GistNoesis 3 days ago

In the video, in the continuous version the game never end and highlight the "loser" strategy.

When you are behind the optimal play is to make a gamble, which most likely will make you even worse. From the naive winning side it seems the loser is just doing a stupid strategy of not following the optimal dichotomy strategy, and therefore that's why they are losing. But in fact they are a "player" doing not only their best, but the best that can be done.

The infinite sum of ever smaller probabilities like in Zeno's paradox, converge towards a finite value. The inevitable is a large fraction of the time, you are playing catch-up and will never escape.

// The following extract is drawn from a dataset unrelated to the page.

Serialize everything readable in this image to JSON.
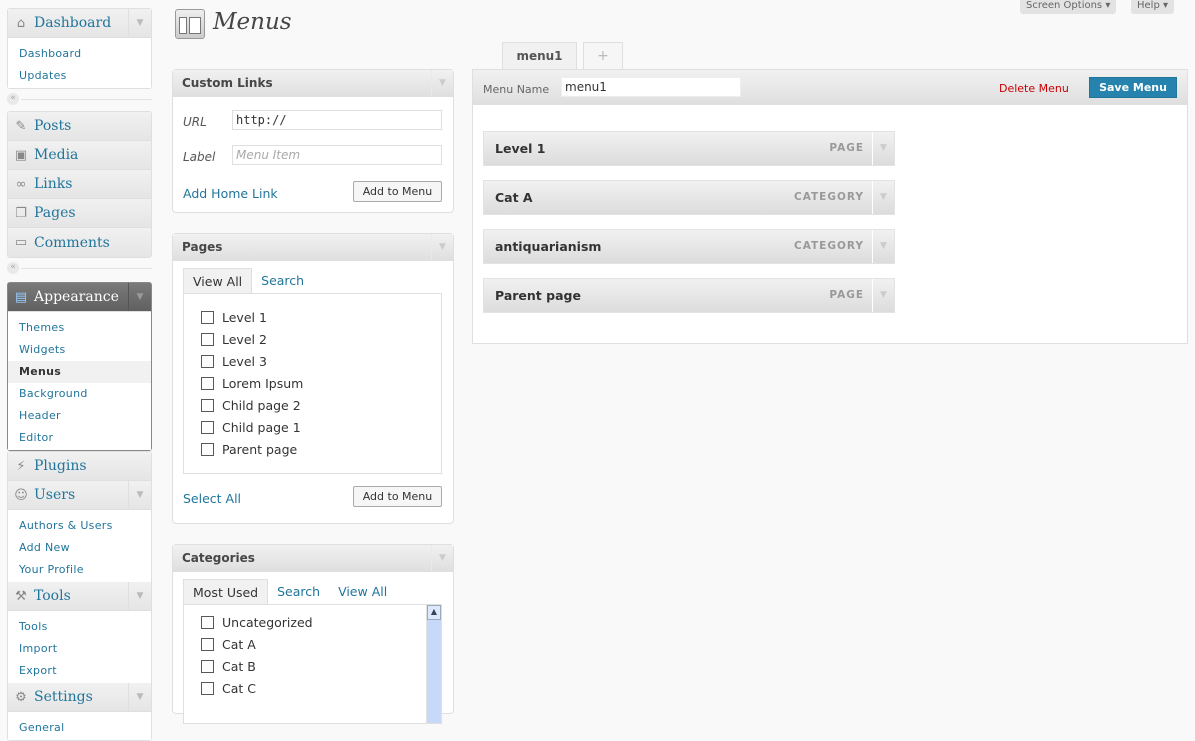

You are losing, playing optimally, but slowly realising the probabilities that you are a loser as evidence by the score which will most likely go down even more next round. Most likely the entire future is an endless sequence of more and more desperate looking losing bets, just hoping to strike it once that will most likely never comes.

In economics such things are called "traps", for example the poverty trap exhibits similar mechanics. Where even though you display incredible ingenuity by playing the optimal game strategy, most of the time you will never escape, and you will need to take even more desperate measures in the future. That's separating the wheat from the chaff from the chaff's perspective or how you make good villains : because like Bane in Batman there are some times (the probability is slim but finite) where the gamble pays off once and you escape the hell hole you were born in and become legend.

If you don't play this optimal strategy you will lose slower but even more surely. The optimal strategy is to bet just enough to go from your current situation to the winning side. It's also important not to overshoot : this is not always taking moonshots, but betting just enough to escape the hole, because once out, the probabilities plays in your favor.